Another retrospective multicenter study identified five fetuses who underwent minimally invasive fetal intervention for hydrops or cardiac insufficiency as a result of SCT. [55] Four of these five fetuses underwent laser ablation, and three of them were targeted vascular ablations. Survival for the fetuses who underwent fetal intervention was 40%, but many patients required multiple procedures because of the recurrence of hydrops, cardiac insufficiency, or both.

Systematic review of laser ablation for SCT showed that ablation caused cessation of tumoral blood flow in 36.4% of cases but led to preterm premature rupture of membranes (PROM) in 18.2% of cases and preterm labor in 87.5% of cases. [70]

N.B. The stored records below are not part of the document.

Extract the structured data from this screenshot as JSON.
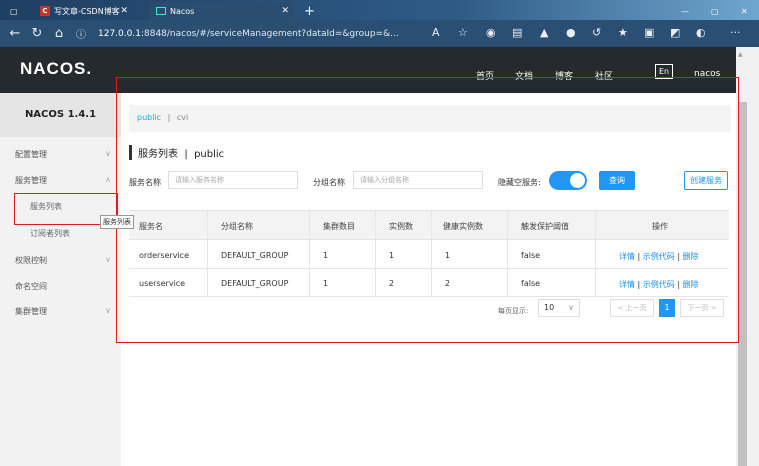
{
  "browser": {
    "tabs": [
      {
        "label": "写文章-CSDN博客"
      },
      {
        "label": "Nacos"
      }
    ],
    "url_host": "127.0.0.1",
    "url_rest": ":8848/nacos/#/serviceManagement?dataId=&group=&..."
  },
  "header": {
    "logo": "NACOS.",
    "nav": [
      "首页",
      "文档",
      "博客",
      "社区"
    ],
    "lang_btn": "En",
    "user": "nacos"
  },
  "sidebar": {
    "title": "NACOS 1.4.1",
    "items": [
      {
        "label": "配置管理"
      },
      {
        "label": "服务管理"
      },
      {
        "label": "服务列表"
      },
      {
        "label": "订阅者列表"
      },
      {
        "label": "权限控制"
      },
      {
        "label": "命名空间"
      },
      {
        "label": "集群管理"
      }
    ],
    "tooltip": "服务列表"
  },
  "main": {
    "namespaces": {
      "active": "public",
      "separator": "|",
      "other": "cvi"
    },
    "title": "服务列表  |  public",
    "filters": {
      "service_name_label": "服务名称",
      "service_name_placeholder": "请输入服务名称",
      "group_name_label": "分组名称",
      "group_name_placeholder": "请输入分组名称",
      "hide_empty_label": "隐藏空服务:",
      "hide_empty_on": true,
      "query_btn": "查询",
      "create_btn": "创建服务"
    },
    "table": {
      "columns": [
        "服务名",
        "分组名称",
        "集群数目",
        "实例数",
        "健康实例数",
        "触发保护阈值",
        "操作"
      ],
      "rows": [
        {
          "name": "orderservice",
          "group": "DEFAULT_GROUP",
          "clusters": "1",
          "instances": "1",
          "healthy": "1",
          "threshold": "false"
        },
        {
          "name": "userservice",
          "group": "DEFAULT_GROUP",
          "clusters": "1",
          "instances": "2",
          "healthy": "2",
          "threshold": "false"
        }
      ],
      "actions": {
        "detail": "详情",
        "sample": "示例代码",
        "delete": "删除",
        "sep": "|"
      }
    },
    "pagination": {
      "per_page_label": "每页显示:",
      "per_page": "10",
      "prev": "< 上一页",
      "current": "1",
      "next": "下一页 >"
    }
  },
  "colors": {
    "accent": "#2196f3",
    "header_bg": "#252a2f",
    "annotation": "#e01a1a"
  }
}
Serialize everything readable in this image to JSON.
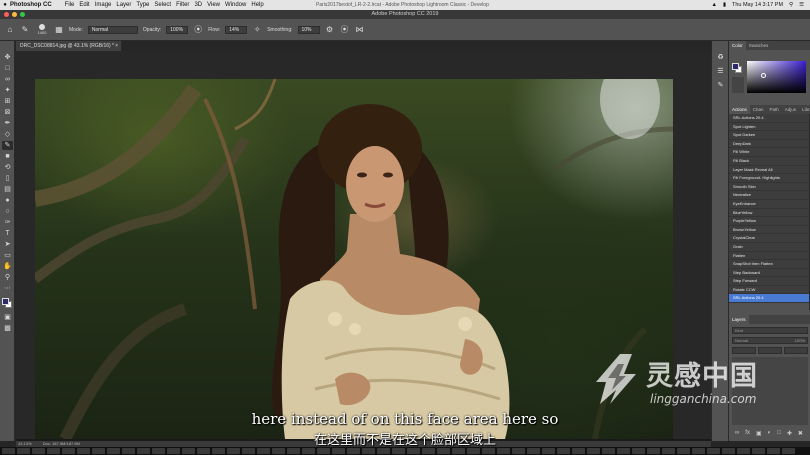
{
  "menubar": {
    "app_name": "Photoshop CC",
    "items": [
      "File",
      "Edit",
      "Image",
      "Layer",
      "Type",
      "Select",
      "Filter",
      "3D",
      "View",
      "Window",
      "Help"
    ],
    "background_window_title": "Paris2017bestof_LR-2-2.lrcat - Adobe Photoshop Lightroom Classic - Develop",
    "clock": "Thu May 14  3:17 PM"
  },
  "window": {
    "title": "Adobe Photoshop CC 2019"
  },
  "options_bar": {
    "brush_size": "1400",
    "mode_label": "Mode:",
    "mode_value": "Normal",
    "opacity_label": "Opacity:",
    "opacity_value": "100%",
    "flow_label": "Flow:",
    "flow_value": "14%",
    "smoothing_label": "Smoothing:",
    "smoothing_value": "10%"
  },
  "document": {
    "tab_title": "DRC_DSC08814.jpg @ 43.1% (RGB/16) *",
    "status_zoom": "43.13%",
    "status_doc": "Doc: 187.9M/187.9M"
  },
  "color_panel": {
    "tabs": [
      "Color",
      "Swatches"
    ],
    "foreground": "#2d2a6b",
    "background": "#ffffff"
  },
  "actions_panel": {
    "tabs": [
      "Actions",
      "Chan",
      "Path",
      "Adjus",
      "Librar"
    ],
    "items": [
      "SRL Actions 20.4",
      "Spot Lighten",
      "Spot Darken",
      "DeepDark",
      "Fill White",
      "Fill Black",
      "Layer Mask Reveal All",
      "Fill Foreground- Highlights",
      "Smooth Skin",
      "Neutralize",
      "EyeEnhance",
      "BlueYellow",
      "PurpleYellow",
      "BrownYellow",
      "CrystalClear",
      "Grain",
      "Flatten",
      "SnapShot then Flatten",
      "Step Backward",
      "Step Forward",
      "Rotate CCW",
      "SRL Actions 20.4"
    ],
    "selected_index": 21
  },
  "layers_panel": {
    "title": "Layers",
    "filter_placeholder": "Kind",
    "blend_mode": "Normal",
    "opacity": "100%"
  },
  "subtitles": {
    "english": "here instead of on this face area here so",
    "chinese": "在这里而不是在这个脸部区域上"
  },
  "watermark": {
    "brand_cn": "灵感中国",
    "url": "lingganchina.com"
  }
}
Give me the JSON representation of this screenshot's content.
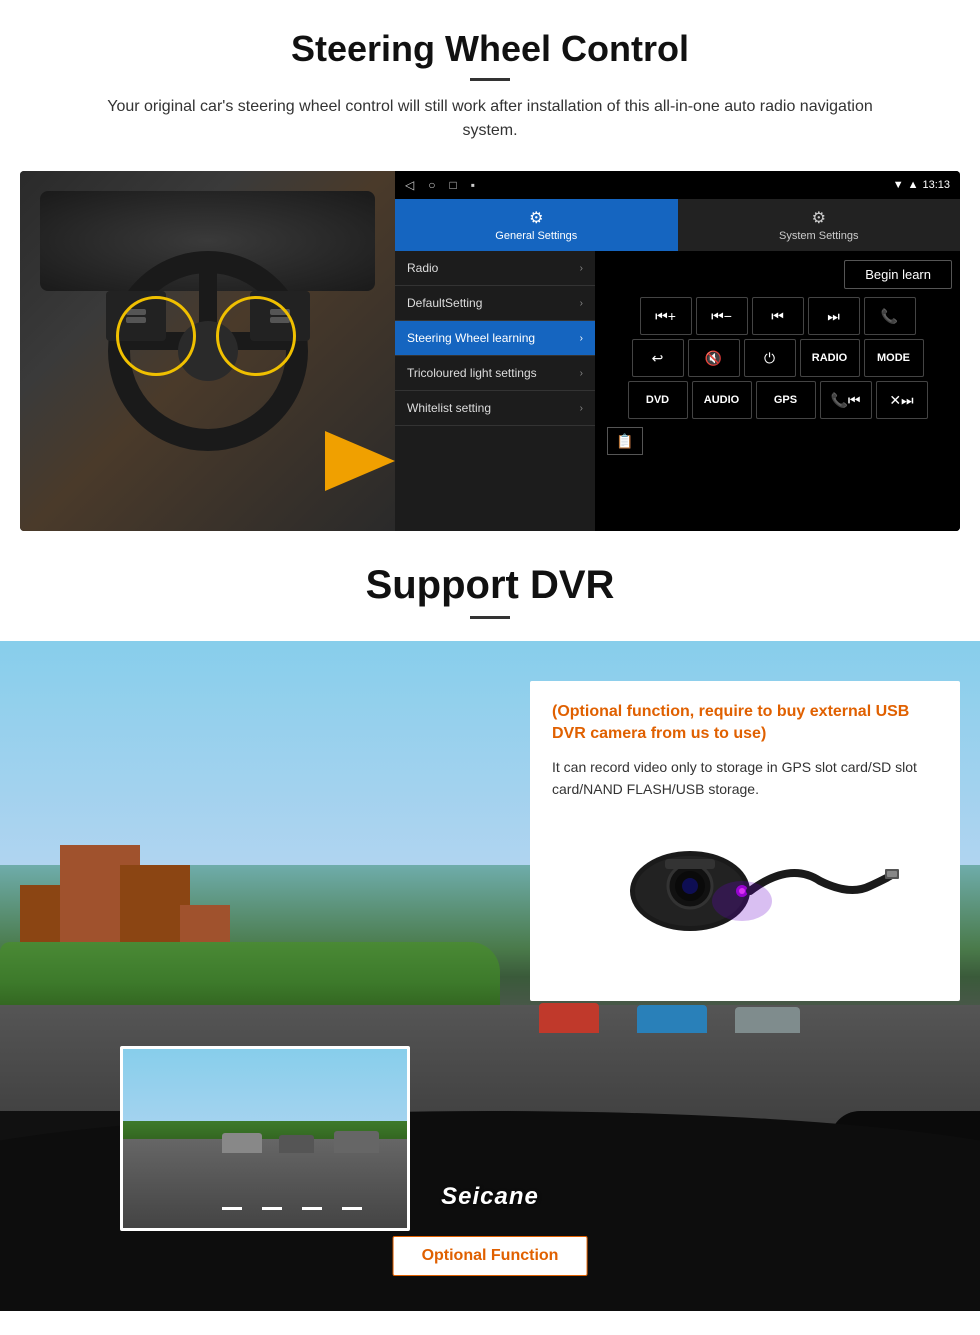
{
  "section1": {
    "title": "Steering Wheel Control",
    "subtitle": "Your original car's steering wheel control will still work after installation of this all-in-one auto radio navigation system.",
    "android_panel": {
      "topbar": {
        "nav_back": "◁",
        "nav_home": "○",
        "nav_square": "□",
        "nav_menu": "▪",
        "time": "13:13",
        "signal_icon": "signal"
      },
      "tabs": [
        {
          "label": "General Settings",
          "active": true,
          "icon": "⚙"
        },
        {
          "label": "System Settings",
          "active": false,
          "icon": "⚙"
        }
      ],
      "menu_items": [
        {
          "label": "Radio",
          "active": false
        },
        {
          "label": "DefaultSetting",
          "active": false
        },
        {
          "label": "Steering Wheel learning",
          "active": true
        },
        {
          "label": "Tricoloured light settings",
          "active": false
        },
        {
          "label": "Whitelist setting",
          "active": false
        }
      ],
      "begin_learn_label": "Begin learn",
      "control_buttons": [
        [
          "⏮+",
          "⏮-",
          "⏮",
          "⏭",
          "📞"
        ],
        [
          "↩",
          "🔇×",
          "⏻",
          "RADIO",
          "MODE"
        ],
        [
          "DVD",
          "AUDIO",
          "GPS",
          "📞⏮",
          "✕⏭"
        ]
      ],
      "whitelist_icon": "📋"
    }
  },
  "section2": {
    "title": "Support DVR",
    "info_box": {
      "optional_text": "(Optional function, require to buy external USB DVR camera from us to use)",
      "description": "It can record video only to storage in GPS slot card/SD slot card/NAND FLASH/USB storage."
    },
    "optional_function_label": "Optional Function",
    "brand_label": "Seicane"
  }
}
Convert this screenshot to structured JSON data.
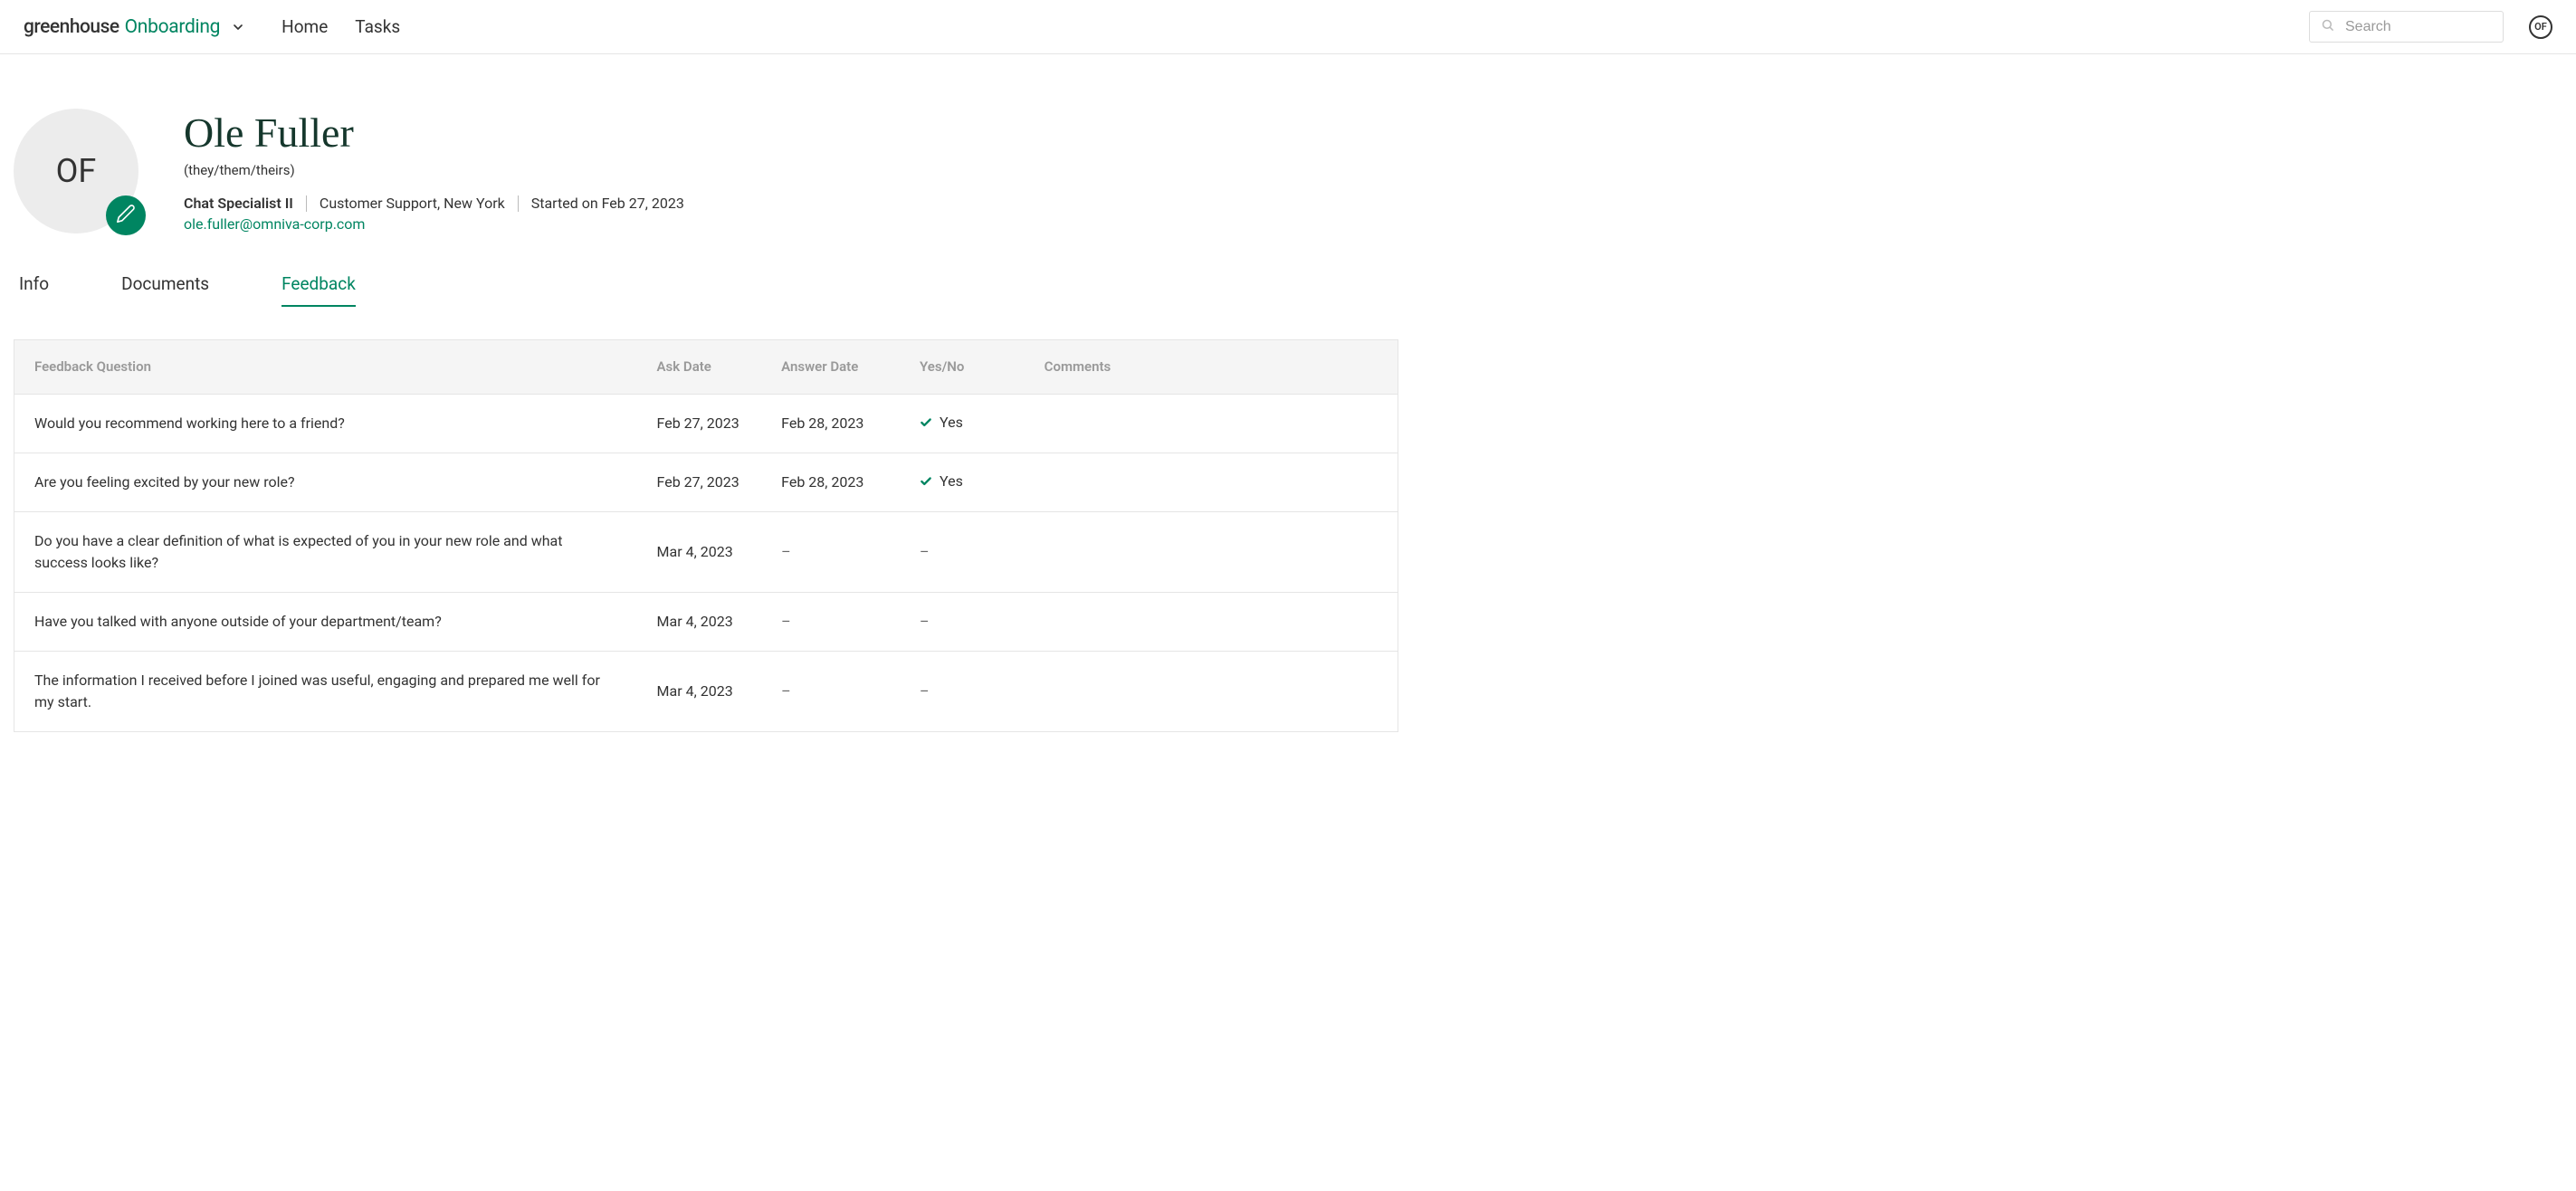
{
  "header": {
    "logo_part1": "greenhouse",
    "logo_part2": "Onboarding",
    "nav": [
      "Home",
      "Tasks"
    ],
    "search_placeholder": "Search",
    "user_initials": "OF"
  },
  "profile": {
    "avatar_initials": "OF",
    "name": "Ole Fuller",
    "pronouns": "(they/them/theirs)",
    "title": "Chat Specialist II",
    "dept_location": "Customer Support, New York",
    "start_text": "Started on Feb 27, 2023",
    "email": "ole.fuller@omniva-corp.com"
  },
  "tabs": [
    {
      "label": "Info",
      "active": false
    },
    {
      "label": "Documents",
      "active": false
    },
    {
      "label": "Feedback",
      "active": true
    }
  ],
  "table": {
    "headers": {
      "question": "Feedback Question",
      "ask": "Ask Date",
      "answer": "Answer Date",
      "yesno": "Yes/No",
      "comments": "Comments"
    },
    "rows": [
      {
        "question": "Would you recommend working here to a friend?",
        "ask": "Feb 27, 2023",
        "answer": "Feb 28, 2023",
        "yesno": "Yes",
        "has_check": true,
        "comments": ""
      },
      {
        "question": "Are you feeling excited by your new role?",
        "ask": "Feb 27, 2023",
        "answer": "Feb 28, 2023",
        "yesno": "Yes",
        "has_check": true,
        "comments": ""
      },
      {
        "question": "Do you have a clear definition of what is expected of you in your new role and what success looks like?",
        "ask": "Mar 4, 2023",
        "answer": "–",
        "yesno": "–",
        "has_check": false,
        "comments": ""
      },
      {
        "question": "Have you talked with anyone outside of your department/team?",
        "ask": "Mar 4, 2023",
        "answer": "–",
        "yesno": "–",
        "has_check": false,
        "comments": ""
      },
      {
        "question": "The information I received before I joined was useful, engaging and prepared me well for my start.",
        "ask": "Mar 4, 2023",
        "answer": "–",
        "yesno": "–",
        "has_check": false,
        "comments": ""
      }
    ]
  }
}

In contrast to laser ablation of the vascular inflow to the tumor, a retrospective single-center study out of Poland described percutaneous intratumor laser ablation in seven fetuses with large solid SCTs. [71]  Three patients survived to delivery and underwent surgical excision, three survived to delivery but died before undergoing surgical resection, and one died in utero. [71]

Laser ablation for SCT, like RFA for SCT, represents the movement in fetal surgery toward minimally invasive techniques. However, the outcomes vary, and current experience is too limited to determine whether laser ablation will be effective in reducing mortality in fetuses with SCT.

Alternative minimally invasive techniques for ligating the tumoral vascular supply are currently being developed, such as the smart shape-memory polymeric string, [72] but outcomes from preclinical studies have not yet been reported.


Postoperative Care

After the operative procedure, 6 g of magnesium sulfate is given IV as a loading dose, and a continuous infusion is maintained for tocolysis. An epidural infusion also prevents uterine irritability, and indomethacin rectal suppositories are given every 6 hours for tocolysis. Approximately 18-24 hours after the procedure, the mother is transitioned from a magnesium drip to oral nifedipine for tocolysis. A single dose of maternal betamethasone is given in anticipation of preterm delivery. [28]

Postoperatively, the fetus undergoes daily echocardiography and US to assess for ductal constriction, fetal movement, amniotic separation, and volume of amniotic fluid.